Projet de loi modifiant le Code criminel et la Loi sur la protection d’espèces animales ou végétales sauvages et la réglementation de leur commerce international et interprovincial
Vingt-cinquième rapport du Comité des affaires juridiques et constitutionnelles--Recours au Règlement--Décision de la présidence--Retrait de l'article
10 octobre 2024
Honorables sénateurs, je suis prête à rendre une décision sur le rappel au Règlement soulevé par le sénateur Plett le 3 octobre 2024 concernant la recevabilité de certains amendements proposés au projet de loi S-15, Loi modifiant le Code criminel et la Loi sur la protection d’espèces animales ou végétales sauvages et la réglementation de leur commerce international et interprovincial, dans le 25e rapport du Comité sénatorial permanent des affaires juridiques et constitutionnelles.

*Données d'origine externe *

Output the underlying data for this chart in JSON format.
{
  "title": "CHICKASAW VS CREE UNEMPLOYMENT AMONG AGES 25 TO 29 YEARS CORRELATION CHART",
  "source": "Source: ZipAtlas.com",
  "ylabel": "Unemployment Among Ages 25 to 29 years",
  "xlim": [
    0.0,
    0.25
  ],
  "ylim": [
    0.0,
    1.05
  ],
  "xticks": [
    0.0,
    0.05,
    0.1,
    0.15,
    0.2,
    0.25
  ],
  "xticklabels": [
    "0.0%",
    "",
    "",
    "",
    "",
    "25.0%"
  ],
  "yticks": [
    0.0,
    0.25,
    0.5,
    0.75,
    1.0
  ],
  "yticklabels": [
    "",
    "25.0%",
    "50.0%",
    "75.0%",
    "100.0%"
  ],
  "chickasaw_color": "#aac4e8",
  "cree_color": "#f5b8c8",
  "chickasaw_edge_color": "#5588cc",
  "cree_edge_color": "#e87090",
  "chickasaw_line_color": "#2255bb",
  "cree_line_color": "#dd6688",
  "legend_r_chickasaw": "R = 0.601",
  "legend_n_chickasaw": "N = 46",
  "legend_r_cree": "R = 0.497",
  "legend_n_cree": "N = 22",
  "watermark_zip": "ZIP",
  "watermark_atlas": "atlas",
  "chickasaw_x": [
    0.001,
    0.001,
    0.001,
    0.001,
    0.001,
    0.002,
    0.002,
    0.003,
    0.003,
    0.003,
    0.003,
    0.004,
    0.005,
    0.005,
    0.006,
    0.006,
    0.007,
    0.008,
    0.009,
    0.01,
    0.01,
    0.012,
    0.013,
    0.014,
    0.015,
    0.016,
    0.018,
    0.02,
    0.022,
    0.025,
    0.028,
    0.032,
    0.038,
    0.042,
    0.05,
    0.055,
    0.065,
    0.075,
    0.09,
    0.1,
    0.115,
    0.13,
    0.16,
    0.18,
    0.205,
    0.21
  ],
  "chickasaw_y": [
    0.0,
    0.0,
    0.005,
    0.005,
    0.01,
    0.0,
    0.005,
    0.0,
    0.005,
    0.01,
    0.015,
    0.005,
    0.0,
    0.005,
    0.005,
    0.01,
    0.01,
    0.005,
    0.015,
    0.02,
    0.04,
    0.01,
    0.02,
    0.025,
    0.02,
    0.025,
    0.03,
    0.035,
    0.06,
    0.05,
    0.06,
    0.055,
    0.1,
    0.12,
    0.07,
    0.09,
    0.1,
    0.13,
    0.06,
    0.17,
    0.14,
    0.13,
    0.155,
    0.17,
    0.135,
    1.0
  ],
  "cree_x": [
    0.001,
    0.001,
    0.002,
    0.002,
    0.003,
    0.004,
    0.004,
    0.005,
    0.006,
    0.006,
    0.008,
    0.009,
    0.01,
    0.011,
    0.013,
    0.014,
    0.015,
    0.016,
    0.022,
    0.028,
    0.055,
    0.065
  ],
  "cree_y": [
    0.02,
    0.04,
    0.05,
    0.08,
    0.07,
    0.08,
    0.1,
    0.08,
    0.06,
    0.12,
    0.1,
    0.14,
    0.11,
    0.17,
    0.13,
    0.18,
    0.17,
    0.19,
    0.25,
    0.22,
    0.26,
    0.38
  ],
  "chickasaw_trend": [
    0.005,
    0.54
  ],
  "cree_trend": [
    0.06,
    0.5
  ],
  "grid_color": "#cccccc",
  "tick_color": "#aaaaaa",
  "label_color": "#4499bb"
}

Le leader de l’opposition a soutenu que les amendements proposés par le sénateur Klyne, le parrain du projet de loi, en comité, et contenus dans le rapport, dépassent la portée du projet de loi tel qu’approuvé par le Sénat à l’étape de la deuxième lecture. Si c’est le cas, ils ne peuvent pas être correctement devant le Sénat. Le sénateur Klyne, quant à lui, a estimé que le Sénat devrait poursuivre son étude des amendements qu’il a proposés. Je remercie les deux sénateurs, ainsi que la sénatrice Batters qui a également participé à l’examen du rappel au Règlement, pour leur contribution réfléchie sur une question importante.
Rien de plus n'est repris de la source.